Die Kostenentscheidung beruht auf § 97 ZPO. Nachdem nur die Streithelferin Berufung eingelegt hat und sich die unterstützte Hauptpartei an der Berufung nicht beteiligte, sind die Kosten des Berufungsverfahrens allein der Streithelferin aufzuerlegen. (BGHZ 139, 214; OLGR Köln 1994, 83; OLGR Celle 1996, 84; Zöller/Herget, ZPO, 27. Auflage, § 101, Rn. 4). Die Entscheidung zur vorläufigen Vollstreckbarkeit ergibt sich aus den §§ 708 Nr. 10, 711 ZPO.

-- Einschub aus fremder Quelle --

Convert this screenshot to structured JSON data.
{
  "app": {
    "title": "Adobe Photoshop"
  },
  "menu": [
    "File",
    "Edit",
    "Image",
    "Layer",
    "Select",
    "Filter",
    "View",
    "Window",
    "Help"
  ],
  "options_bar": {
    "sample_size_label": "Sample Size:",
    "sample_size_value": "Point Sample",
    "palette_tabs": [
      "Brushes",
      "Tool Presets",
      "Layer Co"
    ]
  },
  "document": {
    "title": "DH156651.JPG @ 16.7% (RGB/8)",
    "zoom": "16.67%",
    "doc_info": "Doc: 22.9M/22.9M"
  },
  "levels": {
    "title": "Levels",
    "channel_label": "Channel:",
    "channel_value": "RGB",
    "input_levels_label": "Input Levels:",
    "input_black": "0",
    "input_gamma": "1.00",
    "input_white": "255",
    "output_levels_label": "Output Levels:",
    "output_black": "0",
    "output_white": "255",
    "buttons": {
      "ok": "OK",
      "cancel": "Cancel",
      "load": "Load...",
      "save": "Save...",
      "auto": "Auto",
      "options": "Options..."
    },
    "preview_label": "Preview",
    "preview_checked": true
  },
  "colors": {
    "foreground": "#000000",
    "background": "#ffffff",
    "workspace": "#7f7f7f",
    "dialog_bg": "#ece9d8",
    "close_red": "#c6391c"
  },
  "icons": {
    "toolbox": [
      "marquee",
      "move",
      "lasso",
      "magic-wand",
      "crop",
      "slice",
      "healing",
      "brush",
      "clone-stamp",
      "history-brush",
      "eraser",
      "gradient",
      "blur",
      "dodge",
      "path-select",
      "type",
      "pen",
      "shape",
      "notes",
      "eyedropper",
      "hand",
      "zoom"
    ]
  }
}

Die Voraussetzungen für die Zulassung der Revision nach § 543 Abs. 2 ZPO sind nicht erfüllt, da der Rechtsstreit weder grundsätzliche Bedeutung hat noch die Fortbildung des Rechts oder die Sicherung einer einheitlichen Rechtsprechung eine Entscheidung des Revisionsgerichts erfordert.

IV.

Der Streitwert ist nach den §§ 3 ZPO, 48 Abs. 1 GKG zu bemessen. Maßgeblich ist das gemäß § 3 ZPO zu schätzenden Interesse der Kläger an der begehrten Feststellung (Zöller/Herget, ZPO, 26. Aufl., § 3, Rn. 2). Bei einer Rechtsstreitigkeit über ein Vorkaufsrecht bietet zwar grundsätzlich der Wert des Gegenstandes, auf den sich das Vorkaufsrecht bezieht, einen Anhaltspunkt für das zu bewertende Interesse (BGH WM 1997, 643). Allerdings kann der durch den Kaufpreis indizierte volle Wert des Grundstücks vorliegend nicht in Ansatz gebracht werden. Dieser Wert entspricht dem Interesse des Vorkaufsberechtigten oder des Dritten, also dem Interesse des Beklagten oder der Streithelferin. Beim Interesse der Kläger ist zu berücksichtigen, dass diese in jedem Fall verpflichtet sind, das Grundstück zu übereignen. Fraglich ist nur, ob dies Verpflichtung gegenüber dem Beklagten oder gegenüber der Streithelferin besteht. Der Senat sieht daher hier die Hälfte des Grundstückwerts als angemessen an. Nachdem es sich um eine negative Feststellungsklage handelt, ist ein Abschlag in Höhe von 20 % nicht vorzunehmen. Die Beschwerden der Kläger und der Streithelferin gegen den Streitwertbeschluss des Landgerichts 27.06.2008 sind damit erledigt.